Carbon On Invoice Letter Number 3

22 February 2023

(The letter from the Carbon On Invoice collective)

Carbone On Invoice or COI is an open collective of men and women, entrepreneurs, associations, computer scientists, academics, civil servants, accountants, elected officials, financiers…

The objective: to easily and quickly associate the real carbon weight to each of the hundreds of millions of products and services that we exchange on a continuous basis. The condition for a general mobilisation to decarbonise the planet.

COI is building a counting protocol and free tools that allow an organisation to easily calculate the carbon weight of its products or services based on

    • The good collaborative practice of indicating “its carbons on its invoices”: the weight of the product next to its price
    • The integration of counting into a continuous accounting process that ensures that a supplier’s outgoing carbons are its customer’s incoming carbons, and the balance of incoming and outgoing carbons for each.

The draft counting protocol has been online since 2 January and continuously improved through discussions. This letter illustrates how it clarifies a lot by distinguishing between real carbons and financial carbons, based on a new scandal that has just hit the carbon finance industry.

A consortium of journalists (from the Guardian, Die Zeit and SourceMaterial) has just revealed that more than 90% of the carbon credits certified by one of the world’s leading private “green” standards will have no impact on carbon emissions, contrary to their claims. There are unfortunately many fakers in green finance and this is dramatic for the collective goal of decarbonisation.


The heart of the matter: better carbon counting

Rather than denouncing the forgers, our Carbon On Invoice (COI) initiative looks at the reason for this fraud. Our work confirms that the first reason is the vagueness of the current carbon counting rules: a counting system that is sometimes called “carbon accounting” but which has nothing whatsoever to do with accounting at the moment. Mobilisation for decarbonation is impossible without simple good practices on how to count carbons.


Real carbons and financial carbons


    • A kilo of real carbon measures the carbon weight of a product or service: if I am a consultancy firm, the weight of my day’s consultancy in real carbon will include the weight of the real carbon of heating my offices, travelling to my client’s premises, my computer, etc. It is this weight that will allow me to work on my climate competitiveness and that will help my client (if I pass on the weight on my invoice) to improve his.
    • A financial carbon is also counted in kg of CO2 equivalent but it measures something very different: the carbon performance of a financial instrument (a share, a credit), that is to say its level of risk and its result in decarbonisation.

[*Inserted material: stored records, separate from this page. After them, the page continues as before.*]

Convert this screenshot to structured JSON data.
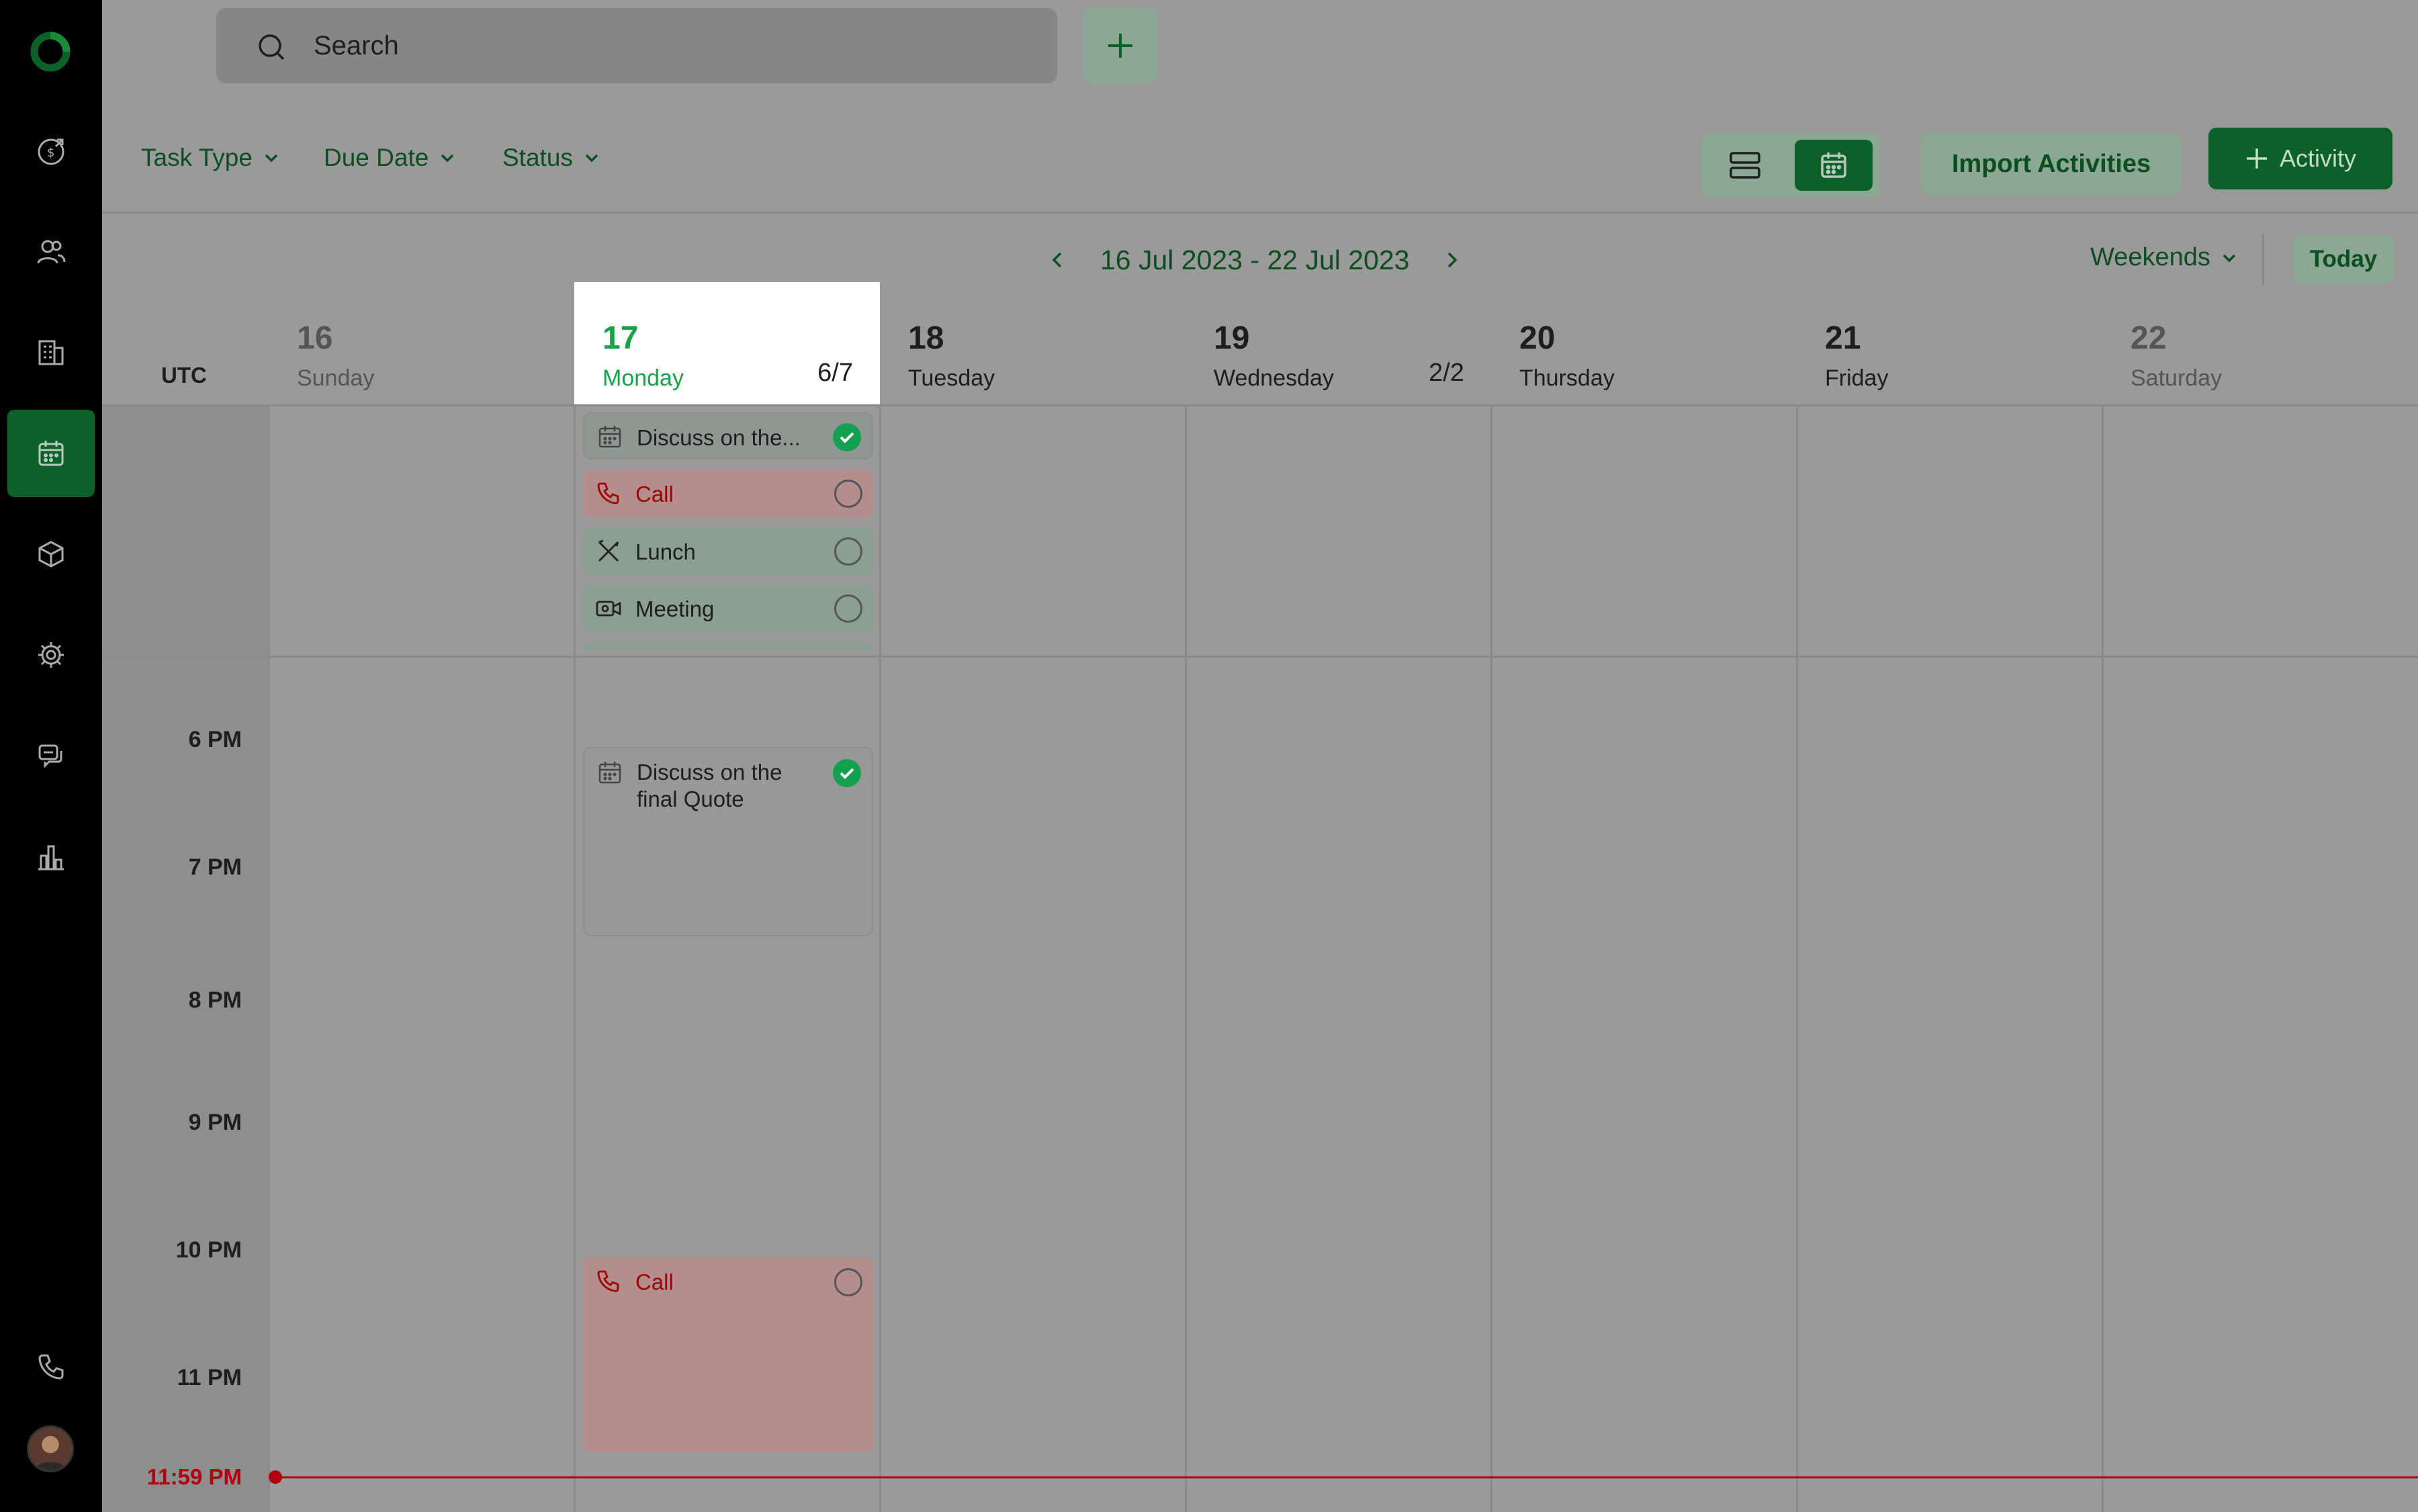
{
  "search": {
    "placeholder": "Search"
  },
  "filters": {
    "task_type": "Task Type",
    "due_date": "Due Date",
    "status": "Status"
  },
  "actions": {
    "import": "Import Activities",
    "activity": "Activity",
    "today": "Today",
    "weekends": "Weekends"
  },
  "calendar": {
    "range": "16 Jul 2023 - 22 Jul 2023",
    "timezone": "UTC",
    "days": [
      {
        "num": "16",
        "name": "Sunday",
        "count": ""
      },
      {
        "num": "17",
        "name": "Monday",
        "count": "6/7"
      },
      {
        "num": "18",
        "name": "Tuesday",
        "count": ""
      },
      {
        "num": "19",
        "name": "Wednesday",
        "count": "2/2"
      },
      {
        "num": "20",
        "name": "Thursday",
        "count": ""
      },
      {
        "num": "21",
        "name": "Friday",
        "count": ""
      },
      {
        "num": "22",
        "name": "Saturday",
        "count": ""
      }
    ],
    "hours": [
      "6 PM",
      "7 PM",
      "8 PM",
      "9 PM",
      "10 PM",
      "11 PM"
    ],
    "now_label": "11:59 PM",
    "allday_events": [
      {
        "title": "Discuss on the...",
        "type": "meeting-calendar",
        "status": "done"
      },
      {
        "title": "Call",
        "type": "call",
        "status": "open"
      },
      {
        "title": "Lunch",
        "type": "lunch",
        "status": "open"
      },
      {
        "title": "Meeting",
        "type": "video",
        "status": "open"
      }
    ],
    "timed_events": [
      {
        "title": "Discuss on the final Quote",
        "type": "meeting-calendar",
        "status": "done"
      },
      {
        "title": "Call",
        "type": "call",
        "status": "open"
      }
    ]
  },
  "colors": {
    "brand": "#0c6128",
    "accent_green": "#16a34a",
    "call_red": "#a00000",
    "now_line": "#b00010"
  }
}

As a buyer, I want the real carbon weights of the service offered, and therefore, good practice number 1 is : do not distort the real weights of products and services by financial carbons.
As a saver or investor, I also want the risk and return of my investment measured in financial carbons and the protocol will have to say how to count them.


When financial carbons mask real carbons

Let’s return to the scandal of carbon credits (sometimes called “voluntary” or “grey” to distinguish them from regulated carbon credits). An invention of green finance, they accounted for more than $60 billion in emissions last year. A carbon credit is a financial carbon. A large company, such as Google, pays for the maintenance of a forest. This maintenance is supposed to improve the carbon capture of the forest by a certain amount. These (real) carbons benefit the forest owner when he counts the (real) carbons of the wood he sells. They will also be attributed as (financial) carbons to Google as “recognition” of its maintenance support. In the current blurring of the counting rules, Google is reducing the (real) carbon weight of its data centres by these (financial) carbons. ssuming that the capture improvement is real (the reason for the scandal) the controversy rages on as to whether this offset is permissible at the Google level (basically, the UN is against it, the carbon credit ‘makers’ are for it). But one thing is certain: these financial carbons must not obscure the real ones. the real weight of Google’s IT hosting is higher than that of a competitor’s hosting, customers need to know this. “Offsetting” carbon credits at the product or service level violates good practice number 1, it distorts the real carbon weights.